Meantime, Old Broadbrim had gone back to the hotel near Collins Street for a little rest.

He waited till night deepened and then stepped into the street again.

The sights that encountered his gaze were new to him.

He was in one of the most wonderful cities in the world.

Melbourne, the capital of Victoria, and the haunt of the cattle king, the sheep prince, the gold nabob and the miner, presented scenes to be duplicated nowhere under the sun.

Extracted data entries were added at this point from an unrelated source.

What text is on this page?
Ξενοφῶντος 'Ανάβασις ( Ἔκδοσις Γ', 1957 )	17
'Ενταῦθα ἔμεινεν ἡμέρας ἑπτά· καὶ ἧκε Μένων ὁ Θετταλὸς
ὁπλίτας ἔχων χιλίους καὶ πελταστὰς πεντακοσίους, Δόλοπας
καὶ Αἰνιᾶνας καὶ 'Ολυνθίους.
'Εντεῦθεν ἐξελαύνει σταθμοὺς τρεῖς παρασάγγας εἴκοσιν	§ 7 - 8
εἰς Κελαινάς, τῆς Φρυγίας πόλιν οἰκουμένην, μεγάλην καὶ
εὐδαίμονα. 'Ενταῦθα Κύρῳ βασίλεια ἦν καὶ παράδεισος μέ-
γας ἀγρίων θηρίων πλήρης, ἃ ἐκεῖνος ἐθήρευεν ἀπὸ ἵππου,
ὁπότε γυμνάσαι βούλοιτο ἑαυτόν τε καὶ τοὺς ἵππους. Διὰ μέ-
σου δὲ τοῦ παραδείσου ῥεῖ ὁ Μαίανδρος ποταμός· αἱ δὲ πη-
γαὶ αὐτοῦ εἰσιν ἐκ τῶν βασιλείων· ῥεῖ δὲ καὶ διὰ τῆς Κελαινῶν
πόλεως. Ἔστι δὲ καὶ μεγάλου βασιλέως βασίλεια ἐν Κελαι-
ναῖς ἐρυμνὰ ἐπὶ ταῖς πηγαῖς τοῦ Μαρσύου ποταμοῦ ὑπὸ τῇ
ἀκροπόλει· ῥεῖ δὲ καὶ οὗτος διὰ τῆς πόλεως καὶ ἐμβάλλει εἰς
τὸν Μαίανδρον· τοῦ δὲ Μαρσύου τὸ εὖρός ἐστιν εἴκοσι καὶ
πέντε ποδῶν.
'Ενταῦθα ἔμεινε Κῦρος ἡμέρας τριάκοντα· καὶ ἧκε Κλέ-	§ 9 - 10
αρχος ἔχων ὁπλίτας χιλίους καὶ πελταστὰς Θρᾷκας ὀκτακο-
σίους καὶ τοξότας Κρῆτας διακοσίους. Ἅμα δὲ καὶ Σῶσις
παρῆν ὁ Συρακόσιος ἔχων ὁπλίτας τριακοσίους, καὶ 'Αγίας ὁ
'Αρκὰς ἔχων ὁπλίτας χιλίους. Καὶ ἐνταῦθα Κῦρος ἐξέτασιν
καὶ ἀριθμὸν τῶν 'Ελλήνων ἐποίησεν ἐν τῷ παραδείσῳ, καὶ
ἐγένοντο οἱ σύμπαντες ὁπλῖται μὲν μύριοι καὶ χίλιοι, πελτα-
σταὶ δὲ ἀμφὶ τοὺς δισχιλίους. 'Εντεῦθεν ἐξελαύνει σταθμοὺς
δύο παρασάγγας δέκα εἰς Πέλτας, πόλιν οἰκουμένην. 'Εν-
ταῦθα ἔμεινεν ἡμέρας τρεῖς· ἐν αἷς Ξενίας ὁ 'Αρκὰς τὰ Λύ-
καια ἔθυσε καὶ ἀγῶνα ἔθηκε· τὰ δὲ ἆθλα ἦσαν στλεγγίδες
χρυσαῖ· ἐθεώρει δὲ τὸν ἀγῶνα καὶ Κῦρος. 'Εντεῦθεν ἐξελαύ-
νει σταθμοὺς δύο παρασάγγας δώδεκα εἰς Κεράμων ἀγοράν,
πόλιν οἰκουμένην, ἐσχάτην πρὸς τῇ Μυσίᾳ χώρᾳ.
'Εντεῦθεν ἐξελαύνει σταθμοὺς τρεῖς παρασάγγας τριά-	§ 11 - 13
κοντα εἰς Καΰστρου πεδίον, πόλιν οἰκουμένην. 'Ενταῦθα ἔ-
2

In the glare of the electric lights, the hurry and bustle of business, the revelry of saloon and dance hall, in the haunts of the tough and the palaces of the money kings, there is always something exciting and new.

Old Broadbrim had been to strange places in his career, but never in one just like Melbourne.

He jostled the gold hunter who had come to the city to spend his dust, and perhaps get a knife in his heart before he left it; he was pushed aside by the cattle boy in his jacket and sombrero, and the air was ladened with the slang of mine and camp till it disgusted the detective.

As he turned into one street Broadbrim saw ahead a brilliant sign which told him that beyond the door nearby one could see one of the sights of Melbourne, the great Paradise Dance Hall.